Senin, 04 November 2013

keuangan negara

BAB I
PENDAHULUAN

A.    Latar Belakang
Keuangan negara adalah semua hak dan kewajiban negara yang dapat dinilai dengan uang, serta segala sesuatu baik berupa uang maupun berupa barang yang dapat dijadikan milik negara berhubungan dengan pelaksanaan hak dan kewajiban tersebut.
            Anggaran Pendapatan dan Belanja Negara (APBN), adalah rencana keuangan tahunan pemerintahan negara Indonesia yang disetujui oleh Dewan Perwakilan Rakyat. APBN berisi daftar sistematis dan terperinci yang memuat rencana penerimaan dan pengeluaran negara selama satu tahun anggaran (1 Januari – 31 Desember). APBN, Perubahan APBN, dan Pertanggungjawaban APBN setiap tahun ditetapkan dengan Undang-Undang.

B.     Rumusan Masalah
1.      Apakah yang dimaksud dengan Keuangan Negara?
2.      Apakah hadits yang membahas terkait dengan Keuangan Negara?
3.      Bagaimana sistem keuangan Indonesia?
4.      Bagaimana struktur keuangan daerah?
      C. Tujuan
            1. Mengetahui pengertian Keuangan Negara.
2. Untuk mengetahui hadits-hadits yang berkaitan dengan keuangan negara.
3. Dapat mengetahui bagaimana sistem keuangan yang ada di Indonesia.
4. Untuk mengetahui strukur keuangan daerah.


BAB II
PEMBAHASAN
KEUANGAN NEGARA (APBN)
1.      PENGERTIAN KEUANGAN NEGARA
            Keuangan negara adalah semua hak dan kewajiban negara yang dapat dinilai dengan uang, serta segala sesuatu baik berupa uang maupun berupa barang yang dapat dijadikan milik negara berhubungan dengan pelaksanaan hak dan kewajiban tersebut.
            Anggaran Pendapatan dan Belanja Negara (APBN), adalah rencana keuangan tahunan pemerintahan negara Indonesia yang disetujui oleh Dewan Perwakilan Rakyat. APBN berisi daftar sistematis dan terperinci yang memuat rencana penerimaan dan pengeluaran negara selama satu tahun anggaran (1 Januari – 31 Desember). APBN, Perubahan APBN, dan Pertanggungjawaban APBN setiap tahun ditetapkan dengan Undang-Undang.
A. Pendapatan Negara terdiri dari :
1. Produk Domestik Bruto adalah jumlah nilai barang dan jasa yang dihasilkan seluruh masyarakat di suatu negara selama satu tahun, termasuk barang dan jasa yang dihasilkan warga negara asing yang ada di wilayah negara tersebut.
2. Produk Nasional Bruto adalah jumlah nilai barang dan jasa yang dihasilkan masyarakat suatu negara selama satu tahun, termasuk barang dan jasa yang dihasilkan masyarakat negara tersebut yang berada di Negara lain. 
3. Produk Nasional Neto adalah jumlah nilai barang dan jasa yang diperoleh dengan cara mengurangi GNP dengan penyusutan (depresiasi).
4. Pendapatan Nasional Neto adalah jumlah seluruh pendapatan yang diterima masyarakat sebagai balas jasa faktor produksi selama satu tahun setelah dikurangi pajak tidak langsung (indirect tax). 
5. Pendapatan Perseorangan adalah jumlah pendapatan yang diterima oleh setiap orang dalam masyarakat. 
6. Pendapatan Bebas adalah pendapatan yang sudah menjadi hak mutlak bagi penerimanya. Jadi, pendapatan bebas adalah pendapatan yang sudah siap untuk dibelanjakan. 

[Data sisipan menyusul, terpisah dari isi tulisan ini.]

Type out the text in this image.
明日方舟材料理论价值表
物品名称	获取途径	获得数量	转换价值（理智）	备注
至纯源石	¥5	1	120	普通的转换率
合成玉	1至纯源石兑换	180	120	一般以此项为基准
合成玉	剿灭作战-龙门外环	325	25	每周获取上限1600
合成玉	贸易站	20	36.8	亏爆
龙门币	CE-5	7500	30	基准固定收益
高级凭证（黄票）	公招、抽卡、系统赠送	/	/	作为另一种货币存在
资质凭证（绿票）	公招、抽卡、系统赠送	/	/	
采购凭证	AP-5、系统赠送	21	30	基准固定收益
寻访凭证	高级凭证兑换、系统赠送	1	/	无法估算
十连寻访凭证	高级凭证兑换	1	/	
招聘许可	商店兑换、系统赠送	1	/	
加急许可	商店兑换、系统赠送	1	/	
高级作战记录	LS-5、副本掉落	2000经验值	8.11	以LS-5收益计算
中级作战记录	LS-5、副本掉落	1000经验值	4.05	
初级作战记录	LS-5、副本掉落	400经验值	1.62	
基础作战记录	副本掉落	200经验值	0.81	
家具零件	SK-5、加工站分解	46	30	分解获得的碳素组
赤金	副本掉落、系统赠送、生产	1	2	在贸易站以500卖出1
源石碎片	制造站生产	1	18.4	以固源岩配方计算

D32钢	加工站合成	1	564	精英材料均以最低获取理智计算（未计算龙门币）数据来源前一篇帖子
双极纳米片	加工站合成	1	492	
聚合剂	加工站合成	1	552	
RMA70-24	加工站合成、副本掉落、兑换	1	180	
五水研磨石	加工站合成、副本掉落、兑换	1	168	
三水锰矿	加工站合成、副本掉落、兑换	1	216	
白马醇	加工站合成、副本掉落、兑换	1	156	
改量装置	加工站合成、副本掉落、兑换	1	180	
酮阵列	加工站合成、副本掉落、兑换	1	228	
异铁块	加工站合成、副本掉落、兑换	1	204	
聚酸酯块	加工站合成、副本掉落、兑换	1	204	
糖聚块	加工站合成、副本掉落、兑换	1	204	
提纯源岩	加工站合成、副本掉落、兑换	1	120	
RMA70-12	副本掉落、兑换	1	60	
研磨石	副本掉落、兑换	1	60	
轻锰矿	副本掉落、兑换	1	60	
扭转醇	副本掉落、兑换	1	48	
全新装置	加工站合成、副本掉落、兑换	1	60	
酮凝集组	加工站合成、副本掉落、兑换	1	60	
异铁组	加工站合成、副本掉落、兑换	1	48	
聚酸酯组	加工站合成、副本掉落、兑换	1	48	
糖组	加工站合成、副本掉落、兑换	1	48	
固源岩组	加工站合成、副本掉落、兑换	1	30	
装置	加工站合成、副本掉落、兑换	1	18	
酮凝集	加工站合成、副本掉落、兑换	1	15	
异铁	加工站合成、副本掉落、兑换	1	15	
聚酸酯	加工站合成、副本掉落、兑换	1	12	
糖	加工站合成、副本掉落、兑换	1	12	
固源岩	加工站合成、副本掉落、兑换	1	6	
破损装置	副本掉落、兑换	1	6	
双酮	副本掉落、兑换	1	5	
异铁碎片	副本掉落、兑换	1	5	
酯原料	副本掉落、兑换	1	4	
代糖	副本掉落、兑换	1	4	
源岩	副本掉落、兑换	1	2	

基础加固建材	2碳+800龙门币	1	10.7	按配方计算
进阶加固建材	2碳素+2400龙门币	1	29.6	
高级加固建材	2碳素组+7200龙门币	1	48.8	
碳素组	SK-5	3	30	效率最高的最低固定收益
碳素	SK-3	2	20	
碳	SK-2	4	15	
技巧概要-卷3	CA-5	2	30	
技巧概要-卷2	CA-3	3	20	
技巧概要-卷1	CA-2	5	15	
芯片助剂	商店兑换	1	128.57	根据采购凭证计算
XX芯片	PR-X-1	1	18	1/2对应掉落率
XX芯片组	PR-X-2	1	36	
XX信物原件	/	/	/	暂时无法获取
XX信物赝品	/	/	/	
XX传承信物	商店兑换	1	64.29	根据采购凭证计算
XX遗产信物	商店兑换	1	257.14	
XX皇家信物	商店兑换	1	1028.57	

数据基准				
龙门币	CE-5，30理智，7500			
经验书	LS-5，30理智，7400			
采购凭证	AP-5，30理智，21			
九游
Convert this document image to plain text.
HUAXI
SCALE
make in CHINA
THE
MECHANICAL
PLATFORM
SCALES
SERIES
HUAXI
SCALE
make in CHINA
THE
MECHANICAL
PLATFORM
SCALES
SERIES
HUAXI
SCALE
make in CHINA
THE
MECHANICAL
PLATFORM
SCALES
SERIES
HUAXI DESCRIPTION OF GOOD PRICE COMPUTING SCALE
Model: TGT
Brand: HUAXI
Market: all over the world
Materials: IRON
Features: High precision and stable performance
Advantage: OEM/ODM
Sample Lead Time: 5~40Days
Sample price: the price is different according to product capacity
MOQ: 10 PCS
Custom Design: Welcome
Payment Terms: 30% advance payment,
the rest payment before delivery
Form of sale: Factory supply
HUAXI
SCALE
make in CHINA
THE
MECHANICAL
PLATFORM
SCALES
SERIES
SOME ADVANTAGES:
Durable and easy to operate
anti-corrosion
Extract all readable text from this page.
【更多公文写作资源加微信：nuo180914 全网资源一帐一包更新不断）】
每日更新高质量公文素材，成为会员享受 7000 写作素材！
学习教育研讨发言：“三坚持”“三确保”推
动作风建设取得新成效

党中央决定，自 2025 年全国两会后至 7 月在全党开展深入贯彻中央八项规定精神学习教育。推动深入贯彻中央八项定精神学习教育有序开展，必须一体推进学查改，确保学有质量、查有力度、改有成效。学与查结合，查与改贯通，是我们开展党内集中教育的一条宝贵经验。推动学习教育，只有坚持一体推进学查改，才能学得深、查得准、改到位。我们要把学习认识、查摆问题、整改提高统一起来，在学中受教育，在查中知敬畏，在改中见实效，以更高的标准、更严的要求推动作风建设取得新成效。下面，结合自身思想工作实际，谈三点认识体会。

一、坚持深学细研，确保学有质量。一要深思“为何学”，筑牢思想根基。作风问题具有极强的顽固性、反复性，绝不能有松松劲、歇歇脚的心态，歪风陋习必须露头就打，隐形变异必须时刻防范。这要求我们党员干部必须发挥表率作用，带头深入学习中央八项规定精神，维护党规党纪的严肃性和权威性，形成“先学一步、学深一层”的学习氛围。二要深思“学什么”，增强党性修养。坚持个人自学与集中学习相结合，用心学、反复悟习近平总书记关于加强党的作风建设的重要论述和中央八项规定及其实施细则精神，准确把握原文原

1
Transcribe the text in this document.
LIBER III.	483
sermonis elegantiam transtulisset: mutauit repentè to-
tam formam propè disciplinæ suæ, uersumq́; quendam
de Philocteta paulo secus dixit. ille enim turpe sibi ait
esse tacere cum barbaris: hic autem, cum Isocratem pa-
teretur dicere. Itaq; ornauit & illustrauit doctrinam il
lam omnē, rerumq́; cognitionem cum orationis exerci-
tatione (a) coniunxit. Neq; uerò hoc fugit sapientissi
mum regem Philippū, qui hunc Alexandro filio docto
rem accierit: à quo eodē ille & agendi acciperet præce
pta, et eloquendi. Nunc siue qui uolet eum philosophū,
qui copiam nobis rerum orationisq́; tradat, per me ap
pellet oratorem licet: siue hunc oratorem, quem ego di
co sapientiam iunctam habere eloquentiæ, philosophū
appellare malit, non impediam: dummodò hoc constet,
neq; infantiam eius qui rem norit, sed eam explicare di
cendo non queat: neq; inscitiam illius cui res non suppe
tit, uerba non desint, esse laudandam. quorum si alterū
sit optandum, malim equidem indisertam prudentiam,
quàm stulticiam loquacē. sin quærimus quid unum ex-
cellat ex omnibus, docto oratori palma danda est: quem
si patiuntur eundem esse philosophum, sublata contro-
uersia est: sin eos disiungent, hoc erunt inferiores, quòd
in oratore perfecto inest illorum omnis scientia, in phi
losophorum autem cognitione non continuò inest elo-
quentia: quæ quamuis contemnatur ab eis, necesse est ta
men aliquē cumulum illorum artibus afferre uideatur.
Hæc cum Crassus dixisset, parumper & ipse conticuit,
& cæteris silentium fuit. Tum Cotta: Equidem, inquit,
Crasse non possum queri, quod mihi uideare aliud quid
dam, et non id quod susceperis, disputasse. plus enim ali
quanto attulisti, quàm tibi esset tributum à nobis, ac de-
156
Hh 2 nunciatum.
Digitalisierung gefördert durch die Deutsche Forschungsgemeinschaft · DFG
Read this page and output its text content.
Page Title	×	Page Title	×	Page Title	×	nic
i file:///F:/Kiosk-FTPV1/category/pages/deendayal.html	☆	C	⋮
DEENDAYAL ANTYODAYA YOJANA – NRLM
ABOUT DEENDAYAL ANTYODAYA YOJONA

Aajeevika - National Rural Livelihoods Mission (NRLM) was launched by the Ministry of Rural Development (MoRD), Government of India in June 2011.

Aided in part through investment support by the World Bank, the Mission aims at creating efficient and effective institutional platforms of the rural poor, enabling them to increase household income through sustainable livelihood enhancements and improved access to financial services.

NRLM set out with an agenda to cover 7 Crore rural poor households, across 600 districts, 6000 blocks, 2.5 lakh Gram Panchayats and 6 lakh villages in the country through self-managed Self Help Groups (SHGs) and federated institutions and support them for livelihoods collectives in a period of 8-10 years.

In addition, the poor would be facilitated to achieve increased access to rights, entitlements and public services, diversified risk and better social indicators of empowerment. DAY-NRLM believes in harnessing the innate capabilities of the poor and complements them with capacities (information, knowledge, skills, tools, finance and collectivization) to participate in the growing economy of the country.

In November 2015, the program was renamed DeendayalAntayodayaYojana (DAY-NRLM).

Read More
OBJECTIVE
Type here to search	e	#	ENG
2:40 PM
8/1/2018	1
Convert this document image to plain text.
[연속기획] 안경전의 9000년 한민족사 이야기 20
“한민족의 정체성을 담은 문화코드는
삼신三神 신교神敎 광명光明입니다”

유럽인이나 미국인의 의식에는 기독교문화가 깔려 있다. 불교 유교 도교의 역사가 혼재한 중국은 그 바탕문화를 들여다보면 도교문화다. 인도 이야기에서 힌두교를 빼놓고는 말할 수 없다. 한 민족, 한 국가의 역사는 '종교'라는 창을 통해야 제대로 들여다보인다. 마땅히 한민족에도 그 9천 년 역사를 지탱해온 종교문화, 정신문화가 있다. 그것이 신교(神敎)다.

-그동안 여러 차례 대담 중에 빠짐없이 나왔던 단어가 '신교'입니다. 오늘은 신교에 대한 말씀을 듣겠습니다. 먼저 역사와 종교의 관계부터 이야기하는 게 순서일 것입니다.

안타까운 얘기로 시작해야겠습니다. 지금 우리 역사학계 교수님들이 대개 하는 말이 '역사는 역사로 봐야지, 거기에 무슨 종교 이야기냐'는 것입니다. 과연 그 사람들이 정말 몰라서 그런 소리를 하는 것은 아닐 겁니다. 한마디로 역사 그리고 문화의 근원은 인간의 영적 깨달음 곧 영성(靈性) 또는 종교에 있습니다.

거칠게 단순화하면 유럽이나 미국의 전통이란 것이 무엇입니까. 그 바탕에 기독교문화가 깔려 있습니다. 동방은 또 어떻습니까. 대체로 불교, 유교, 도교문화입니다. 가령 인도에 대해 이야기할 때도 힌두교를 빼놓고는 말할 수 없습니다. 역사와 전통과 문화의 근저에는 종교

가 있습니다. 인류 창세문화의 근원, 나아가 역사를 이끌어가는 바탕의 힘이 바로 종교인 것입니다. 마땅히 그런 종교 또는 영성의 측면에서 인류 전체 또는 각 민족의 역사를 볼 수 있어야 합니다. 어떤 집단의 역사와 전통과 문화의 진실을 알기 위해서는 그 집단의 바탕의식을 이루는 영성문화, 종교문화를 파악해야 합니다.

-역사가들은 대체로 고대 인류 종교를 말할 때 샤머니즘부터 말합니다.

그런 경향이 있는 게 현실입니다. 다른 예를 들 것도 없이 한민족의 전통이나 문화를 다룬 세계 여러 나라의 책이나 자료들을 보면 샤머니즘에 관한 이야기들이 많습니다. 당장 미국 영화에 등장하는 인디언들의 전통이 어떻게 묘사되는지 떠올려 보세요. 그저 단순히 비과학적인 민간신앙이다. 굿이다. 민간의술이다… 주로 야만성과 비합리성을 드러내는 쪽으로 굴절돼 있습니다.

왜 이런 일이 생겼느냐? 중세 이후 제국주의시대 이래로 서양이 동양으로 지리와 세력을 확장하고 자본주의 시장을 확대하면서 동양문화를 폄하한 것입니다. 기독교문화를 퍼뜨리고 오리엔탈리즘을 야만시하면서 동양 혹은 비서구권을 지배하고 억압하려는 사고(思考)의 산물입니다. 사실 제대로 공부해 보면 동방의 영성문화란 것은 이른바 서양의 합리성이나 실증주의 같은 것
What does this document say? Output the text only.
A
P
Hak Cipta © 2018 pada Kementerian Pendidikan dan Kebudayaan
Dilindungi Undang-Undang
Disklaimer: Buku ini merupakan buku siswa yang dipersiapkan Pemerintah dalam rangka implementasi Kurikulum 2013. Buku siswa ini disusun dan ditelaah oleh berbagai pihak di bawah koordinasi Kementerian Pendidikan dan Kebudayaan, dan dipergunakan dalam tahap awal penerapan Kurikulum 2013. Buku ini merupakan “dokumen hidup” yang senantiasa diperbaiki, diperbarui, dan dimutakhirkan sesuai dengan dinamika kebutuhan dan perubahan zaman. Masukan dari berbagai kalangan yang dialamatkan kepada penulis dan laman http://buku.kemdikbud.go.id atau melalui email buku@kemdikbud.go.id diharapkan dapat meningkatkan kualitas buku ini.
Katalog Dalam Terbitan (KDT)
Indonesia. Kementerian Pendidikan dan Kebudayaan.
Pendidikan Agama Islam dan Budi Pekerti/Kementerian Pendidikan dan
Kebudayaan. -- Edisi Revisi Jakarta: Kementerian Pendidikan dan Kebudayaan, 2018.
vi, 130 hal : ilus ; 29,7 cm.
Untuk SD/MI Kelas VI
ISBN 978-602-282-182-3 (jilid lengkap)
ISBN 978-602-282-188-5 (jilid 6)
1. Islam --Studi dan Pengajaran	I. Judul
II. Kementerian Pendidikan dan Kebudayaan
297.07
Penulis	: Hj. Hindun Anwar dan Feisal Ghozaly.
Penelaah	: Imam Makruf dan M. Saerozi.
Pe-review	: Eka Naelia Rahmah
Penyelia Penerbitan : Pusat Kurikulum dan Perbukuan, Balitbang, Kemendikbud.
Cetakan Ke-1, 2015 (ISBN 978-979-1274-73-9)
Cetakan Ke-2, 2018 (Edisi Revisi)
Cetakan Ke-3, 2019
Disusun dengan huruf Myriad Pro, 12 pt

Fungsi Anggaran Pendapatan Belanja Negara (APBN) adalah sebagai berikut:
  1. Fungsi alokasi, yaitu penerimaan yang berasal dari pajak dapat dialokasikan untuk pengeluaran yang bersifat umum, seperti pembangunan jembatan, jalan, dan taman umum.
  2. Fungsi distribusi, yaitu pendapatan yang masuk bukan hanya digunakan untuk kepentingan umum,tetapi juga dapat dipindahkan untuk subsidi dan dana pensiun.
  3. Fungsi stabilisasi, yaitu Anggaran Pendapatan Belanja Negara (APBN) berfungsi sebagai pedoman agar pendapatan dan pengeluaran keunagn negara teratur sesuai dengan di terapkan. Jika pemndapatan dipakai sesuai dengan yang di terapkan, Anggaran Pendapatan Belanja Negara (APBN) berfungsi sebagai stabilisator.
Relasi ekonomi antara pemerintah dengan perusahaan dan rumah tangga terutama melalui pembayaran pajak dan gaji, pengeluaran konsumsi, dan pemberian subsidi adalah kestabilan ekonomi yang lebih mantap artinya tetap mempertahankan laju pertumbuhan ekonomi yang layak tanpa adanya pengangguran yang berarti atau adanya ketidakstabilan harga-harga umum. Dengan kata lain, tujuan kebijakan fiskal adalah pendapatan nasional riil terus meningkat pada laju yang dimungkinkan oleh perubahan teknologi dan tersedianya faktor-faktor produksi dengan tetap mempertahankan kestabilan harga-harga umum.
Penerimaan dan pengalokasian dana APBN
Penerimaan APBN diperoleh dari berbagai sumber. Secara umum yaitu penerimaan pajak yang meliputi pajak penghasilan (PPh), pajak pertambahan nilai (PPN), Pajak Bumi dan Bangunan(PBB), Bea Perolehan Hak atas Tanah dan Bangunan (BPHTB),Cukai, danPajak lainnya, serta Pajak Perdagangan (bea masuk dan pajak/pungutan ekspor) merupakan sumber penerimaan utama dari APBN. Selain itu, penerimaan negara bukan pajak (PNBP) meliputi penerimaan dari sumber daya alam, setoran laba BUMN, dan penerimaan bukan pajak lainnya walaupun memberikan kontribusi yang lebih kecil terhadap total penerimaan anggaran yang jumlahnya semakin meningkat secara signifikan tiap tahunnya. Sedangkan dana yang diterima dialokasikan untuk kesejahteraan rakyat indonesia.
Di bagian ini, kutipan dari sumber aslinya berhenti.